The Pakistani government has issued letter of intent (LoI) to award the contract for setting up second LNG terminal at Port Qasim in Karachi.

by: Shardul

Posted in:

Asia/Oceania

Pakistan Government Issues Letter of Intent for Second LNG Terminal

The Pakistani government has issued letter of intent (LoI) to award the contract for setting up second LNG terminal at Port Qasim in Karachi.

The next process is to sign LNG Services Agreement (LSA) which is under negotiation.

Pakistan GasPort Limited led consortium’s financial bid was approved by Pakistan LNG Terminals Limited board on May 6, reported Business Recorder, a local financial daily. The consortium includes Fauji Oil Terminal and Distribution Company (Fotco). The consortium has offered a levelised (service) charge of $0.4177 per million British thermal units (mmbtu) for handling a capacity of 600 million cubic feet per day (mmcfd),

The terminal will come up at Port Qasim which already has the first import terminal. Pakistan’s only operational LNG terminal at Port Qasim has so far regasified and pumped over 77 billion cubic feet of gas (bcf) into the national gas distribution network. The terminal became operational about a year ago. Utilising Excelerate's floating storage and regasification vessel (FSRU), the Exquisite, the facility has the capacity to deliver up to 690 million ft3/d of natural gas directly to Sui Southern Gas Company's natural gas pipeline system.

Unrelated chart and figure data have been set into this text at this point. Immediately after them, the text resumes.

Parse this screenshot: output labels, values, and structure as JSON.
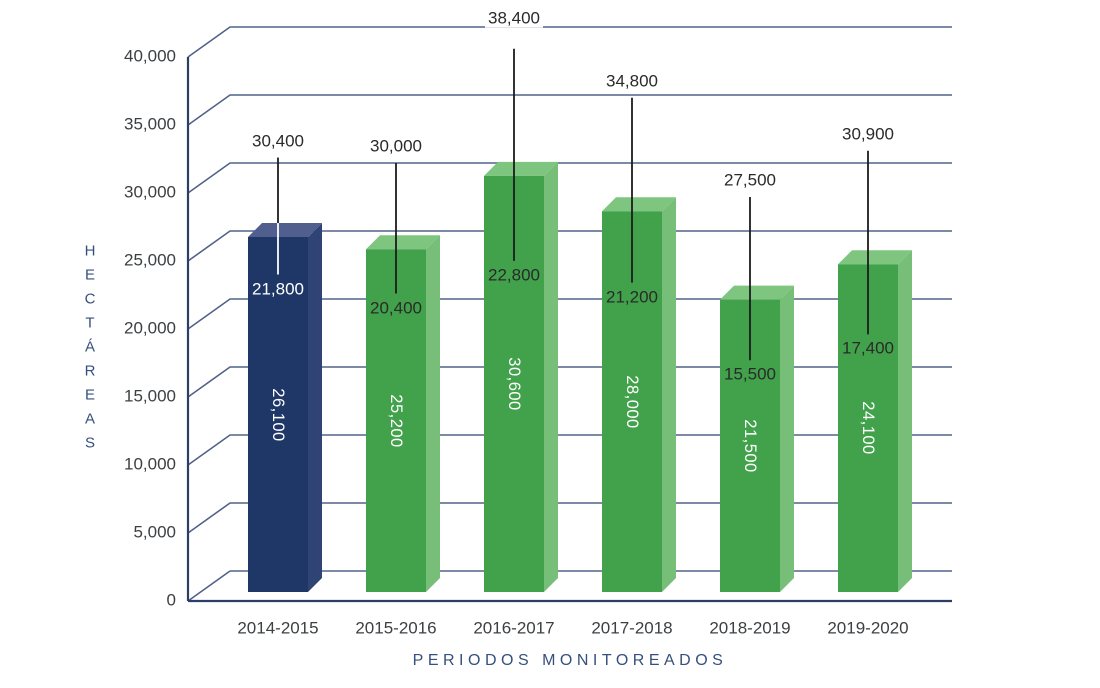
{
  "chart_data": {
    "type": "bar",
    "variant": "3d-column-chart-with-range-lines",
    "title": "",
    "xlabel": "PERIODOS MONITOREADOS",
    "ylabel": "HECTÁREAS",
    "categories": [
      "2014-2015",
      "2015-2016",
      "2016-2017",
      "2017-2018",
      "2018-2019",
      "2019-2020"
    ],
    "values": [
      26100,
      25200,
      30600,
      28000,
      21500,
      24100
    ],
    "value_labels": [
      "26,100",
      "25,200",
      "30,600",
      "28,000",
      "21,500",
      "24,100"
    ],
    "range_high": {
      "values": [
        30400,
        30000,
        38400,
        34800,
        27500,
        30900
      ],
      "labels": [
        "30,400",
        "30,000",
        "38,400",
        "34,800",
        "27,500",
        "30,900"
      ]
    },
    "range_low": {
      "values": [
        21800,
        20400,
        22800,
        21200,
        15500,
        17400
      ],
      "labels": [
        "21,800",
        "20,400",
        "22,800",
        "21,200",
        "15,500",
        "17,400"
      ]
    },
    "ylim": [
      0,
      40000
    ],
    "ytick_step": 5000,
    "ytick_labels": [
      "0",
      "5,000",
      "10,000",
      "15,000",
      "20,000",
      "25,000",
      "30,000",
      "35,000",
      "40,000"
    ],
    "grid": true,
    "legend": false,
    "bar_palette": [
      "navy",
      "green",
      "green",
      "green",
      "green",
      "green"
    ],
    "colors": {
      "navy": {
        "front": "#1F3767",
        "top": "#505F8E",
        "side": "#2F4374"
      },
      "green": {
        "front": "#41A24B",
        "top": "#7EC57F",
        "side": "#77BE79"
      },
      "gridline": "#51628A",
      "axis": "#2C3D66",
      "range_line": "#1C1C1C",
      "range_line_on_navy": "#FFFFFF",
      "tick_text": "#3D4043",
      "annotation_text": "#2A2A2A",
      "bar_value_text": "#FFFFFF",
      "axis_title_text": "#35507D",
      "background": "#FFFFFF"
    }
  }
}
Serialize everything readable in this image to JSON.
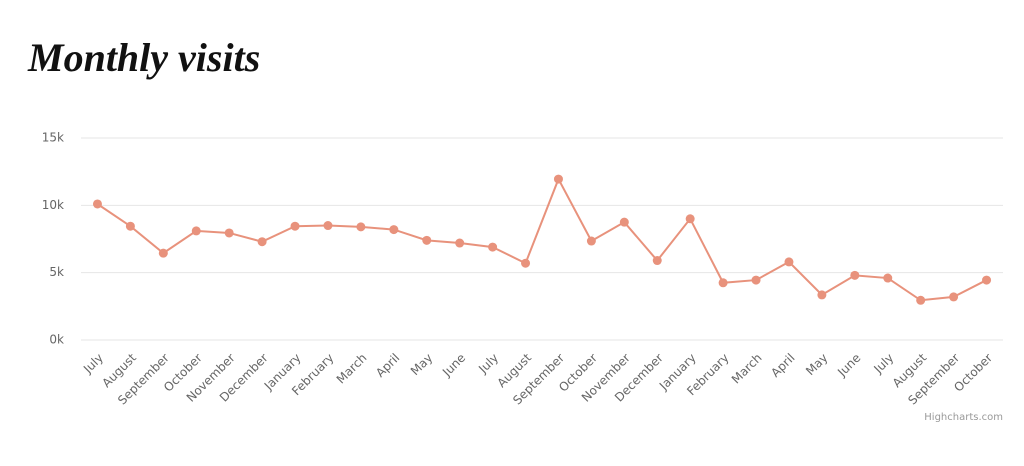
{
  "chart_data": {
    "type": "line",
    "title": "Monthly visits",
    "categories": [
      "July",
      "August",
      "September",
      "October",
      "November",
      "December",
      "January",
      "February",
      "March",
      "April",
      "May",
      "June",
      "July",
      "August",
      "September",
      "October",
      "November",
      "December",
      "January",
      "February",
      "March",
      "April",
      "May",
      "June",
      "July",
      "August",
      "September",
      "October"
    ],
    "series": [
      {
        "name": "Visits",
        "color": "#e8927c",
        "values": [
          10100,
          8450,
          6450,
          8100,
          7950,
          7300,
          8450,
          8500,
          8400,
          8200,
          7400,
          7200,
          6900,
          5700,
          11950,
          7350,
          8750,
          5900,
          9000,
          4250,
          4450,
          5800,
          3350,
          4800,
          4600,
          2950,
          3200,
          4450
        ]
      }
    ],
    "ylim": [
      0,
      15000
    ],
    "yticks": [
      {
        "value": 0,
        "label": "0k"
      },
      {
        "value": 5000,
        "label": "5k"
      },
      {
        "value": 10000,
        "label": "10k"
      },
      {
        "value": 15000,
        "label": "15k"
      }
    ],
    "grid": true,
    "credit": "Highcharts.com"
  }
}
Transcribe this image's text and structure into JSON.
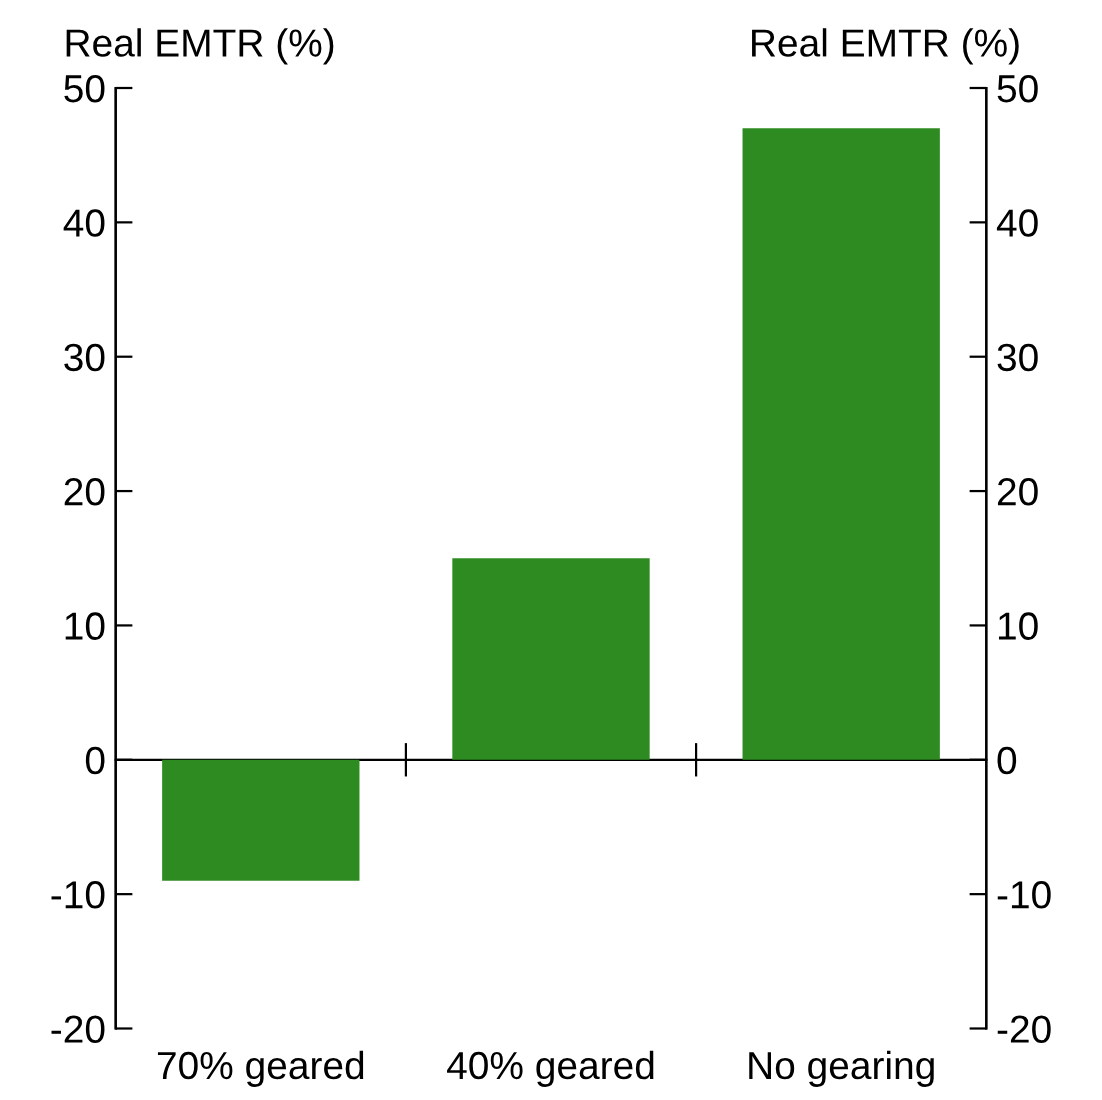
{
  "chart_data": {
    "type": "bar",
    "ylabel": "Real EMTR (%)",
    "y2label": "Real EMTR (%)",
    "categories": [
      "70% geared",
      "40% geared",
      "No gearing"
    ],
    "values": [
      -9,
      15,
      47
    ],
    "color": "#2e8b21",
    "ylim": [
      -20,
      50
    ],
    "yticks": [
      -20,
      -10,
      0,
      10,
      20,
      30,
      40,
      50
    ],
    "y2lim": [
      -20,
      50
    ],
    "y2ticks": [
      -20,
      -10,
      0,
      10,
      20,
      30,
      40,
      50
    ]
  }
}
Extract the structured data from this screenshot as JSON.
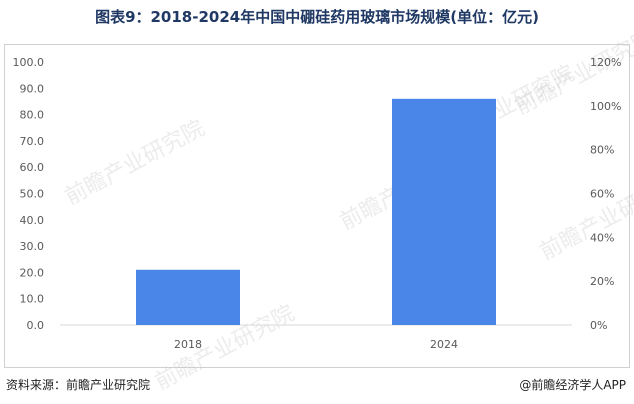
{
  "title": "图表9：2018-2024年中国中硼硅药用玻璃市场规模(单位：亿元)",
  "footer": {
    "source": "资料来源：前瞻产业研究院",
    "brand": "@前瞻经济学人APP"
  },
  "watermark": "前瞻产业研究院",
  "colors": {
    "bar": "#4a86e8",
    "grid": "#e0e0e0",
    "axis_text": "#595959"
  },
  "chart_data": {
    "type": "bar",
    "categories": [
      "2018",
      "2024"
    ],
    "values": [
      21,
      86
    ],
    "y_ticks": [
      "0.0",
      "10.0",
      "20.0",
      "30.0",
      "40.0",
      "50.0",
      "60.0",
      "70.0",
      "80.0",
      "90.0",
      "100.0"
    ],
    "y2_ticks": [
      "0%",
      "20%",
      "40%",
      "60%",
      "80%",
      "100%",
      "120%"
    ],
    "ylim": [
      0,
      100
    ],
    "y2lim": [
      0,
      120
    ],
    "grid": false,
    "legend": "none"
  }
}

The proposed second LNG terminal will have a capacity of 600 mmcfd re-gasification capacity which would be transported to three LNG based power plants with total generation capacity of 3600 MW, Business Recorder added.

Earlier this week Pakistan’s oil minister said LNG was short, medium and long term solution for gas crisis in Pakistan. He said the government is expecting the private sector to come forward as infrastructure was available to deliver LNG based gas to customers. The minister added that energy crisis could not be resolved without injecting more gas in the system.

Country’s gas production is hovering around 4 bcfd, while total demand has reached 8 bcfd and the gap is partly being bridged by imported LNG primarily from Qatar.